Amanhã será realizada a grande festa ao redor da igreja, aberta ao público. Primeiro, às 17h, uma missa ortodoxa no interior do templo. Depois, a “quermesse” com as barraquinhas de comidas e produtos típicos. O visitante poderá experimentar moussaká, espécie de lasanha de berinjela e carne moída, símbolo da culinária grega. Encontrará também pastas de azeitona, coalhada seca, charutinho de uva e outras iguarias. Haverá uma barraca de souvenires com chaveiros feitos com o “olho grego”, elemento de sorte que evita o mau-olhado.

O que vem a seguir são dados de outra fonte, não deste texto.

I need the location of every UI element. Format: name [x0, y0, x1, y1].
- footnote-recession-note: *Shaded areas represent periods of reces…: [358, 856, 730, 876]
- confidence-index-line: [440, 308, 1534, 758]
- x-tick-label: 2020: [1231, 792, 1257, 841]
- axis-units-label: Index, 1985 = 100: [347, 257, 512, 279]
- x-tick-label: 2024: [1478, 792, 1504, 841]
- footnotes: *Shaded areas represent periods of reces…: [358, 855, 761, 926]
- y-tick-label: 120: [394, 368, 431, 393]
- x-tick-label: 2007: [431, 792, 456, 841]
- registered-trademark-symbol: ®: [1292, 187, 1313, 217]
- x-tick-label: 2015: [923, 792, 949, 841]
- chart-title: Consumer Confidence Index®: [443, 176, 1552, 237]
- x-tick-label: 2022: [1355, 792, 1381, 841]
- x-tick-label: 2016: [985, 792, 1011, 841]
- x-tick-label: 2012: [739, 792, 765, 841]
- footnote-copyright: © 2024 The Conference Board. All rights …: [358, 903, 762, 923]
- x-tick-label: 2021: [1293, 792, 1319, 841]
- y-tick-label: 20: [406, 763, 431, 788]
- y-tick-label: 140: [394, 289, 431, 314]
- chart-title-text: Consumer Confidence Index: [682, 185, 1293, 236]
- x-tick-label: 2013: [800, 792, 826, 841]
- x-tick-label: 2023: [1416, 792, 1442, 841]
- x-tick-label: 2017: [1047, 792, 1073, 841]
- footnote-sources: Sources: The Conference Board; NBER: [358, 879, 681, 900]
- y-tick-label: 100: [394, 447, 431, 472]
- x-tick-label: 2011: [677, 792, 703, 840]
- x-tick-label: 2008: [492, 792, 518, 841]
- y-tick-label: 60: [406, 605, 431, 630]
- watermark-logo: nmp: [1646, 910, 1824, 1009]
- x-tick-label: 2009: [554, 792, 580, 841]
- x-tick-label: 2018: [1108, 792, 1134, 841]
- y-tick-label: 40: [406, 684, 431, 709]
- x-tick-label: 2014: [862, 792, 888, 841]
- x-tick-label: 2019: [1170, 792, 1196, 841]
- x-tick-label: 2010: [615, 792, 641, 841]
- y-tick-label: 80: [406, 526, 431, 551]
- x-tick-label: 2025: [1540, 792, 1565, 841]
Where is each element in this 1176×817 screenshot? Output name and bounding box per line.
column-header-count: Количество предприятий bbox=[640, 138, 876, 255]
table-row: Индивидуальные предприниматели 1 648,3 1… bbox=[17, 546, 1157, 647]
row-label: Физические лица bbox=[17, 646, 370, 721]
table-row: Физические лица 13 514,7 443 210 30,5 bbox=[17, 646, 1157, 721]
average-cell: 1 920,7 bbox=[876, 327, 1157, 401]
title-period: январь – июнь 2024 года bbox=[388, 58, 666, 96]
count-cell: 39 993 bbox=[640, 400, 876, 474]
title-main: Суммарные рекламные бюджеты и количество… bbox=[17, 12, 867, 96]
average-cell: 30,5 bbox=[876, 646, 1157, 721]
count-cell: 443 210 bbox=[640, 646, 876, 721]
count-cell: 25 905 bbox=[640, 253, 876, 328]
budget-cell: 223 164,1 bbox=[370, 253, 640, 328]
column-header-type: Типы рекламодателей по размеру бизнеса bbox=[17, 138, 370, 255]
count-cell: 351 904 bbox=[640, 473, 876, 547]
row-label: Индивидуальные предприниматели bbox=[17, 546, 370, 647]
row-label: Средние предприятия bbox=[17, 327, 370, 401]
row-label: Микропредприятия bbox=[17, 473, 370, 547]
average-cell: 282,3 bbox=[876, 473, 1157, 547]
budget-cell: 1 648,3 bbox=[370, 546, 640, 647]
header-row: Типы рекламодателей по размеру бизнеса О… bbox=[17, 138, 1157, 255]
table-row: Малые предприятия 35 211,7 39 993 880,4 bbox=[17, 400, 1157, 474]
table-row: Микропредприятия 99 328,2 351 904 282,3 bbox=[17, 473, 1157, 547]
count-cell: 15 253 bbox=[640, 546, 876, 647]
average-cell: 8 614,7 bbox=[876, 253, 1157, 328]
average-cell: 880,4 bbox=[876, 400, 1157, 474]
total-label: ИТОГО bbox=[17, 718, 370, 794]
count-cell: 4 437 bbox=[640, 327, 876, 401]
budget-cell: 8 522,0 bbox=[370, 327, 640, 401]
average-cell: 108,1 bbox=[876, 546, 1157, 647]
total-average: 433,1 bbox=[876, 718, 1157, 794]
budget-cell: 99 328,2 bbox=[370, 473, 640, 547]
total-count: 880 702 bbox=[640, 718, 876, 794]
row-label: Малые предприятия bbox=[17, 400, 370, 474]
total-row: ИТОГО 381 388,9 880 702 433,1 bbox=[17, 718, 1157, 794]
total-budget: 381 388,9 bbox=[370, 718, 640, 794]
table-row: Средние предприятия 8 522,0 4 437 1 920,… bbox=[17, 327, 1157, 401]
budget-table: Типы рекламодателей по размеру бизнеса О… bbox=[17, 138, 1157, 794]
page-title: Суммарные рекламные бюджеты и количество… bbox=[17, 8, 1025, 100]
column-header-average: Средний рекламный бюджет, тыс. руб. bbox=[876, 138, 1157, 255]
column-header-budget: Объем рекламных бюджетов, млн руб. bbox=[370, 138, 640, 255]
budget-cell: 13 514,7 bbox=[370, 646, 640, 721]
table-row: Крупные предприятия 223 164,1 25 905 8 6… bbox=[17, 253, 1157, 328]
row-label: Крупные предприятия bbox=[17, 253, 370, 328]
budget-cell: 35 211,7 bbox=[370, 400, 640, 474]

Também serão vendidos vinhos da ilha de Creta, azeitonas e azeites gregos, o ouzo e a retsina. Ouzo é uma bebida destilada a partir do álcool da uva e aromatizada com erva doce, que em grego se diz “glykánisos”, de onde vem nossa palavra anis, outro termo para erva-doce. Retsina é um vinho branco, seco, de baixo teor alcoólico, ao qual se adiciona, durante a fermentação do mosto, resina de pinho, responsável por seu sabor peculiar.

Como é próprio das festas gregas, haverá muita música ao som do bouzouki, instrumento típico do país, e apresentações de danças de várias regiões da Grécia. Estarão presentes o conjunto musical Olímpia e dois grupos de dança, o do Centro Kaváfis e o Zorbás, todos de São Paulo e integrados por descendentes gregos e simpatizantes da cultura. Quem quiser conferir sons e sabores da Grécia é só ir para Lins e, lá chegando, perguntar onde fica “a igreja dos gregos”.